As Philippines President Rodrigo Duterte orders police to resume their involvement in the country’s drug war, a prominent Supreme Court justice has claimed that the approach is targeting low-level offenders.
On December 5, Supreme Court Senior Associate Justice Antonio Carpio urged the government to explain why the "flagship project of the President is concentrated on going after the small-time peddlers [rather than] the big-time drug lords”, and added that “if you stop the supply then there is no more demand".
Jose Calida, the solicitor general, claimed that high-level traffickers were Chinese, rather than Filipino, and that "big-time Chinese drug lords are outside of our jurisdiction … in China". When pressed on the government’s mass killing of people for alleged drug use, Calida put forward unfounded claims that many people who use drugs are inherently dangerous:
"An addict does not act normally. One who has been sniffing shabu [methamphetamine] for quite some time, there's an effect on the brain, your honour. Especially after a drug session, a drug addict is actually insane your honour. So he's not afraid of policemen, he's not afraid of killing or dying for that matter … and that's why we have these heinous crimes, children being raped, and tortured, these devilish actuations of these drug addicts, your honour. So we cannot equate them with a rational person."
Calida added that this justifies the police killing people for suspected drug use, if a police officer “believes his life is at stake”.
This stigmatisation of people for drug use is the foundation of the Philippines war on drugs, which has been waged since President Duterte rose to power in July 2016. Since then, Duterte has presided over the mass slaughter of thousands of people for alleged drug offences, and has likened himself to Adolf Hitler, once stating “if Germany had Hitler, the Philippines would have [me]. Hitler massacred three million Jews … there’s three million drug addicts. There are. I’d be happy to slaughter them.”
Human Rights Watch and other NGOs estimate that as many as 12,000 people may have been killed under the guise of drug policy under Duterte's administration. As Antonia Carpio alluded to, poor people have suffered the most from the drug war, as authorities most often target people in slums and other impoverished areas.
Regardless of such criticism, the government is continuing to push forward in its repressive drugs approach. On the same day as Carpio’s criticism, President Duterte ordered police to resume their involvement in anti-drug operations, following their forced withdrawal from this activity in October. NGOs have responded to this development with ire.
“Since the police were withdrawn from anti-drug operations in October, there has been a marked decline in the number of deaths resulting from these operations.
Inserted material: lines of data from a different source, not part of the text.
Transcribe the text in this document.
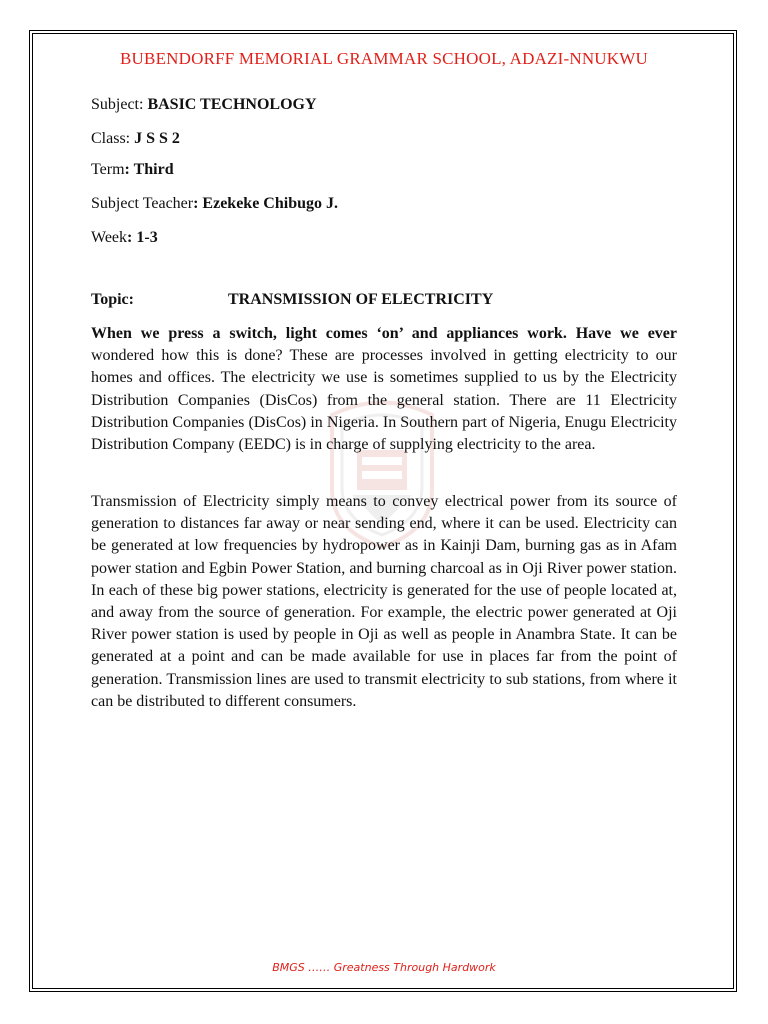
BUBENDORFF MEMORIAL GRAMMAR SCHOOL, ADAZI-NNUKWU
Subject: BASIC TECHNOLOGY
Class: J S S 2
Term: Third
Subject Teacher: Ezekeke Chibugo J.
Week: 1-3
Topic:	TRANSMISSION OF ELECTRICITY

When we press a switch, light comes ‘on’ and appliances work. Have we ever wondered how this is done? These are processes involved in getting electricity to our homes and offices. The electricity we use is sometimes supplied to us by the Electricity Distribution Companies (DisCos) from the general station. There are 11 Electricity Distribution Companies (DisCos) in Nigeria. In Southern part of Nigeria, Enugu Electricity Distribution Company (EEDC) is in charge of supplying electricity to the area.

Transmission of Electricity simply means to convey electrical power from its source of generation to distances far away or near sending end, where it can be used. Electricity can be generated at low frequencies by hydropower as in Kainji Dam, burning gas as in Afam power station and Egbin Power Station, and burning charcoal as in Oji River power station. In each of these big power stations, electricity is generated for the use of people located at, and away from the source of generation. For example, the electric power generated at Oji River power station is used by people in Oji as well as people in Anambra State. It can be generated at a point and can be made available for use in places far from the point of generation. Transmission lines are used to transmit electricity to sub stations, from where it can be distributed to different consumers.

BMGS …… Greatness Through Hardwork
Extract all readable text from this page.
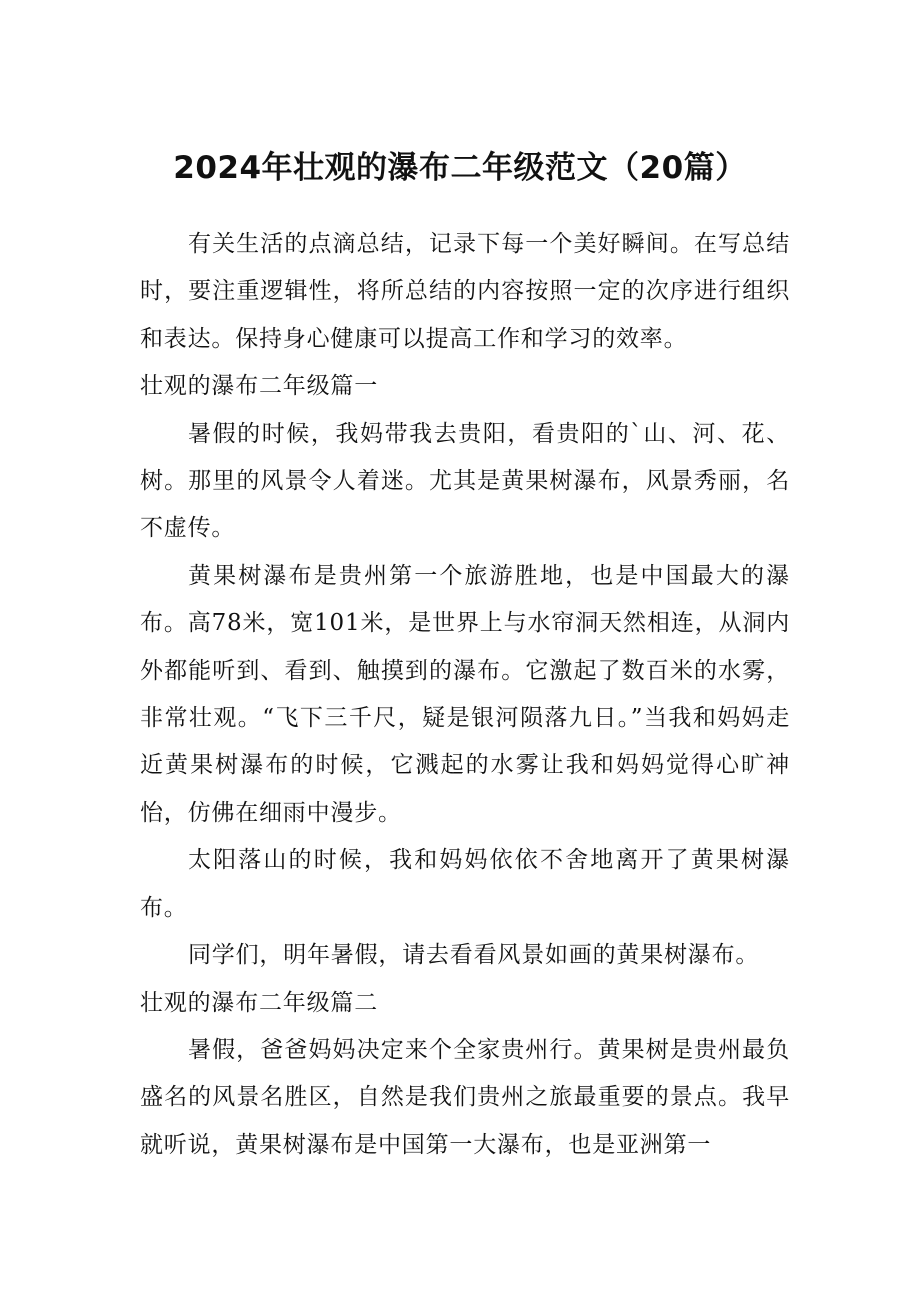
2024年壮观的瀑布二年级范文（20篇）

有关生活的点滴总结，记录下每一个美好瞬间。在写总结时，要注重逻辑性，将所总结的内容按照一定的次序进行组织和表达。保持身心健康可以提高工作和学习的效率。

壮观的瀑布二年级篇一

暑假的时候，我妈带我去贵阳，看贵阳的`山、河、花、树。那里的风景令人着迷。尤其是黄果树瀑布，风景秀丽，名不虚传。

黄果树瀑布是贵州第一个旅游胜地，也是中国最大的瀑布。高78米，宽101米，是世界上与水帘洞天然相连，从洞内外都能听到、看到、触摸到的瀑布。它激起了数百米的水雾，非常壮观。“飞下三千尺，疑是银河陨落九日。”当我和妈妈走近黄果树瀑布的时候，它溅起的水雾让我和妈妈觉得心旷神怡，仿佛在细雨中漫步。

太阳落山的时候，我和妈妈依依不舍地离开了黄果树瀑布。

同学们，明年暑假，请去看看风景如画的黄果树瀑布。

壮观的瀑布二年级篇二

暑假，爸爸妈妈决定来个全家贵州行。黄果树是贵州最负盛名的风景名胜区，自然是我们贵州之旅最重要的景点。我早就听说，黄果树瀑布是中国第一大瀑布，也是亚洲第一
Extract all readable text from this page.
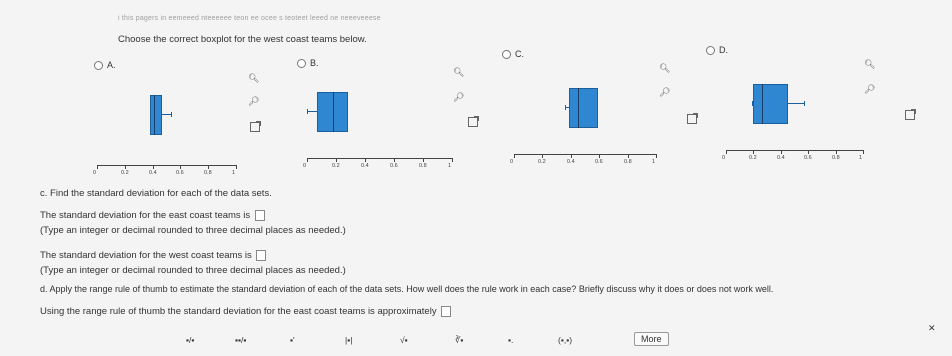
i this pagers in eemeeed nteeeeee teon ee ocee s teoteet leeed ne neeeveeese
Choose the correct boxplot for the west coast teams below.
A.	B.
C.	D.
🔍︎
🔎︎

🔍︎
🔎︎

🔍︎
🔎︎

🔍︎
🔎︎
0	0.2	0.4	0.6	0.8	1
0	0.2	0.4	0.6	0.8	1
0	0.2	0.4	0.6	0.8	1
0	0.2	0.4	0.6	0.8	1
c. Find the standard deviation for each of the data sets.
The standard deviation for the east coast teams is
(Type an integer or decimal rounded to three decimal places as needed.)
The standard deviation for the west coast teams is
(Type an integer or decimal rounded to three decimal places as needed.)
d. Apply the range rule of thumb to estimate the standard deviation of each of the data sets. How well does the rule work in each case? Briefly discuss why it does or does not work well.
Using the range rule of thumb the standard deviation for the east coast teams is approximately
✕
▪/▪	▪▪/▪	▪'	|▪|	√▪	∛▪	▪.	(▪,▪)	More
We can only expect that to reverse, as the police have the opportunity to pick up where they left off and resume their indiscriminate killing with impunity”, said James Gomez, Amnesty International’s Southeast Asia and the Pacific Director.
“In returning police to his anti-drug operations yet again, President Duterte has consigned the poorest and most marginalised people in the Philippines to another catastrophic wave of violence, misery and bloodshed”, Gomez added.
Indeed, there has been no suggestion that the government will realign its drug war to target high-level drug trafficking groups. Rather, the return of the police to counter-narcotic operations seems likely to worsen the harms felt by poor people – including those who use and sell drugs, and those who happen to live in areas being targeted by authorities.
In recent months, Philippines authorities have been particularly brazen about the drug war’s targeting of poor people. As TalkingDrugs reported in August, police began performing door-to-door drug testing in poor neighbourhoods, adding people’s names to a list if they tested positive for drug use. On November 30, Filipino news agency Rappler revealed that this testing was undertaken with the goal of clearing people out of slums, including by killing people for simply failing drug tests.
As criticism from a senior legal Filipino figure seems to have little effect on the continuation of the country’s drug war, it seems likely that the country’s mass human rights abuses will persist unabated too.